Mal ernsthaft. In der Beurteilung der Frage kann ich mich nur Florian anschließen. Das Rauchverbot hat viel zu lange auf sich warten lassen. Von mir aus sollte es auch ohne die 147 Ausnahmen gelten. Ob dieser unverbesserliche Altkanzler raucht oder nicht, ist für mich an unwichtig.
So weit ist es also schon gekommen, dass wir Raucher uns dafür entschuldigen müssen, unser Grundrecht auf allgemeine Handlungsfreiheit auszuüben. Dekadent ist das! Überall lauert die Gesundheitspolizei! Früher gab es sowas nicht, da rauchte in der Talkshow sogar der Moderator. Und im Repetitorium bei Alpmann Schmidt hat der alte Alpmann vor seinem Kurs eine nach der anderen geraucht. Und im Bus wurde auch geraucht. Der Schmidt ist doch ein Vorbild gegen diesen Gesinnungsterror. Manchmal braucht es einfach zivilen Ungehorsam.
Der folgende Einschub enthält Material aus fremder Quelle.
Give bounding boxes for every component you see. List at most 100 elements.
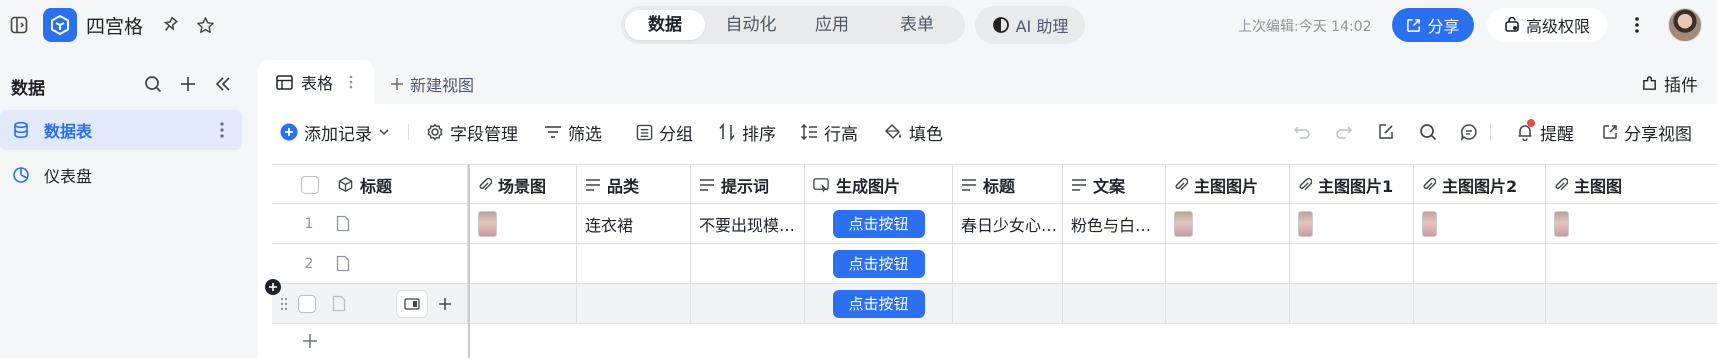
search-icon[interactable] xyxy=(1418,122,1438,142)
scene-image-cell[interactable] xyxy=(470,204,577,243)
scene-image-cell[interactable] xyxy=(470,244,577,283)
category-cell[interactable] xyxy=(577,284,691,323)
prompt-cell[interactable] xyxy=(691,244,805,283)
add-record-button[interactable]: 添加记录 xyxy=(280,120,390,145)
pin-icon[interactable] xyxy=(160,15,180,35)
top-bar: 四宫格 数据 自动化 应用 表单 AI 助理 上次编辑:今天 14:02 分享 … xyxy=(0,0,1717,50)
dashboard-icon xyxy=(12,166,30,184)
image-thumbnail[interactable] xyxy=(1422,210,1437,237)
row-primary-cell[interactable]: 2 xyxy=(272,244,468,283)
sort-button[interactable]: 排序 xyxy=(718,120,776,145)
copy-cell[interactable] xyxy=(1063,284,1166,323)
add-icon[interactable] xyxy=(178,74,198,94)
column-header-main-image[interactable]: 主图图片 xyxy=(1166,165,1290,204)
title-cell[interactable]: 春日少女心… xyxy=(953,204,1063,243)
expand-record-icon[interactable] xyxy=(396,289,428,318)
main-image-cell[interactable] xyxy=(1166,204,1290,243)
main-image-2-cell[interactable] xyxy=(1414,244,1546,283)
column-header-main-image-1[interactable]: 主图图片1 xyxy=(1290,165,1414,204)
tab-forms[interactable]: 表单 xyxy=(877,10,957,40)
new-view-button[interactable]: 新建视图 xyxy=(390,72,474,96)
column-header-category[interactable]: 品类 xyxy=(577,165,691,204)
click-button[interactable]: 点击按钮 xyxy=(832,249,925,278)
share-button[interactable]: 分享 xyxy=(1392,8,1474,42)
main-image-cell[interactable] xyxy=(1166,244,1290,283)
edit-icon[interactable] xyxy=(1376,122,1396,142)
main-image-3-cell[interactable] xyxy=(1546,204,1717,243)
main-image-1-cell[interactable] xyxy=(1290,284,1414,323)
prompt-cell[interactable] xyxy=(691,284,805,323)
image-thumbnail[interactable] xyxy=(1554,210,1569,237)
star-icon[interactable] xyxy=(195,15,215,35)
image-thumbnail[interactable] xyxy=(1298,210,1313,237)
column-header-title[interactable]: 标题 xyxy=(360,173,392,197)
prompt-cell[interactable]: 不要出现模… xyxy=(691,204,805,243)
sidebar-item-datatable[interactable]: 数据表 xyxy=(0,110,242,150)
plugin-button[interactable]: 插件 xyxy=(1641,71,1698,96)
tab-apps[interactable]: 应用 xyxy=(797,10,867,40)
select-all-checkbox[interactable] xyxy=(301,175,319,194)
fill-color-button[interactable]: 填色 xyxy=(884,120,943,145)
title-cell[interactable] xyxy=(953,284,1063,323)
copy-cell[interactable]: 粉色与白… xyxy=(1063,204,1166,243)
category-cell[interactable]: 连衣裙 xyxy=(577,204,691,243)
view-tab-bar: 表格 新建视图 插件 xyxy=(258,60,1717,104)
advanced-permission-button[interactable]: 高级权限 xyxy=(1487,8,1607,42)
document-icon xyxy=(336,215,350,232)
column-header-generate[interactable]: 生成图片 xyxy=(805,165,953,204)
main-image-2-cell[interactable] xyxy=(1414,204,1546,243)
filter-button[interactable]: 筛选 xyxy=(544,120,602,145)
bell-icon xyxy=(1516,119,1535,141)
title-cell[interactable] xyxy=(953,244,1063,283)
column-header-main-image-2[interactable]: 主图图片2 xyxy=(1414,165,1546,204)
row-primary-cell[interactable]: 1 xyxy=(272,204,468,243)
sidebar-toggle-icon[interactable] xyxy=(9,15,29,35)
avatar[interactable] xyxy=(1668,8,1702,42)
row-height-button[interactable]: 行高 xyxy=(800,120,858,145)
row-height-icon xyxy=(800,123,817,141)
add-row-button[interactable] xyxy=(272,324,468,358)
column-header-prompt[interactable]: 提示词 xyxy=(691,165,805,204)
category-cell[interactable] xyxy=(577,244,691,283)
main-image-cell[interactable] xyxy=(1166,284,1290,323)
tab-grid-view[interactable]: 表格 xyxy=(258,60,374,104)
tab-data[interactable]: 数据 xyxy=(625,10,705,40)
redo-icon[interactable] xyxy=(1334,122,1354,142)
main-image-1-cell[interactable] xyxy=(1290,204,1414,243)
insert-row-icon[interactable] xyxy=(265,279,281,295)
table-row[interactable]: 2 点击按钮 xyxy=(272,244,1717,284)
column-header-copy[interactable]: 文案 xyxy=(1063,165,1166,204)
column-header-main-image-3[interactable]: 主图图 xyxy=(1546,165,1717,204)
scene-image-cell[interactable] xyxy=(470,284,577,323)
table-row[interactable]: 1 连衣裙 不要出现模… 点击按钮 春日少女心… 粉色与白… xyxy=(272,204,1717,244)
row-primary-cell[interactable] xyxy=(272,284,468,323)
column-header-title2[interactable]: 标题 xyxy=(953,165,1063,204)
image-thumbnail[interactable] xyxy=(1174,210,1193,237)
share-view-button[interactable]: 分享视图 xyxy=(1602,120,1692,145)
group-button[interactable]: 分组 xyxy=(636,120,693,145)
app-logo xyxy=(43,8,77,42)
main-image-2-cell[interactable] xyxy=(1414,284,1546,323)
click-button[interactable]: 点击按钮 xyxy=(832,289,925,318)
sidebar-item-dashboard[interactable]: 仪表盘 xyxy=(0,155,242,195)
row-checkbox[interactable] xyxy=(298,294,316,313)
column-header-label: 场景图 xyxy=(498,176,547,196)
column-header-scene[interactable]: 场景图 xyxy=(470,165,577,204)
click-button[interactable]: 点击按钮 xyxy=(832,209,925,238)
comment-icon[interactable] xyxy=(1459,122,1479,142)
copy-cell[interactable] xyxy=(1063,244,1166,283)
main-image-3-cell[interactable] xyxy=(1546,244,1717,283)
collapse-icon[interactable] xyxy=(213,74,233,94)
tab-automation[interactable]: 自动化 xyxy=(713,10,789,40)
main-image-1-cell[interactable] xyxy=(1290,244,1414,283)
share-label: 分享 xyxy=(1427,17,1460,36)
undo-icon[interactable] xyxy=(1292,122,1312,142)
remind-button[interactable]: 提醒 xyxy=(1516,119,1574,145)
search-icon[interactable] xyxy=(143,74,163,94)
main-image-3-cell[interactable] xyxy=(1546,284,1717,323)
ai-assistant-button[interactable]: AI 助理 xyxy=(975,6,1085,44)
field-manage-button[interactable]: 字段管理 xyxy=(426,120,518,145)
image-thumbnail[interactable] xyxy=(478,210,497,237)
more-vertical-icon[interactable] xyxy=(1627,13,1647,37)
table-row[interactable]: 点击按钮 xyxy=(272,284,1717,324)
(Ehemaliger) Bundeskanzler hin, Bundeskanzler her, wenn man sich schon auf ein Rauchverbot geeinigt hat, dann doch bitte für alle. In öffentlichen Gebäuden oder auf bestimmten Plätzen ist das Rauchverbot ganz sinnvoll. Man ist ja dann nicht alleine unterwegs und müsste auf andere ebenfalls Rücksicht nehmen. Was Helmut Schmidt allerdings im TV-Studio macht oder privat ist mir egal. Wenn der Sender das Rauchen akzeptiert, dann bitte.
Zu Schmidts Gepaffe habe ich ein gespaltenes Verhältnis. Das Schöne daran ist, dass es die Überlegezeit, die er sich in Talkshows erfreulicherweise einräumt, auf diese Weise auch optisch überbrückt. Es hat etwas Beruhigendes, beinahe Meditatives, ihn schmauchen zu sehen.
Auf der anderen Seite tritt er so in beinahe unerträglicher Weise als der „Graf von Rotz“ auf, für den er immer -und bisweilen zu Recht- kritisiert worden ist. Es stellt sich die Frage, ob er die Toleranz, die er einfordert, selber an den Tag gelegt hat, als er noch Referent für Ausbildungsvorschriften im Reichsluftfahrtministerium gewesen ist.
Die durchweg und gänzlich widerspruchslos positive öffentliche Wahrnehmung der Figur Helmut Schmidt im Jahr 2010 ist jedenfalls bemerkenswert…
Es stört mich, dass bei dem Dauerrauchen des Altkanzlers und dessen Dulden die Message mitschwingt „Dreistigkeit siegt“. Einerseits gibt es Wichtigeres, über das man sich aufregen kann, wenn nur das andererseits nicht wäre…
Soweit Bundeskanzler a. D. Helmut Schmidt gegen das `Nichtraucherschutzgesetz` verstößt, liegt für mich grundsätzlich ein Tatbestand von übergesetzlichem Notstand vor!
Heute um 22.45 Uhr ist Helmut Schmidt bei Beckmann und talkt über die Deutsche Geschichte des 20. Jahrhunderts.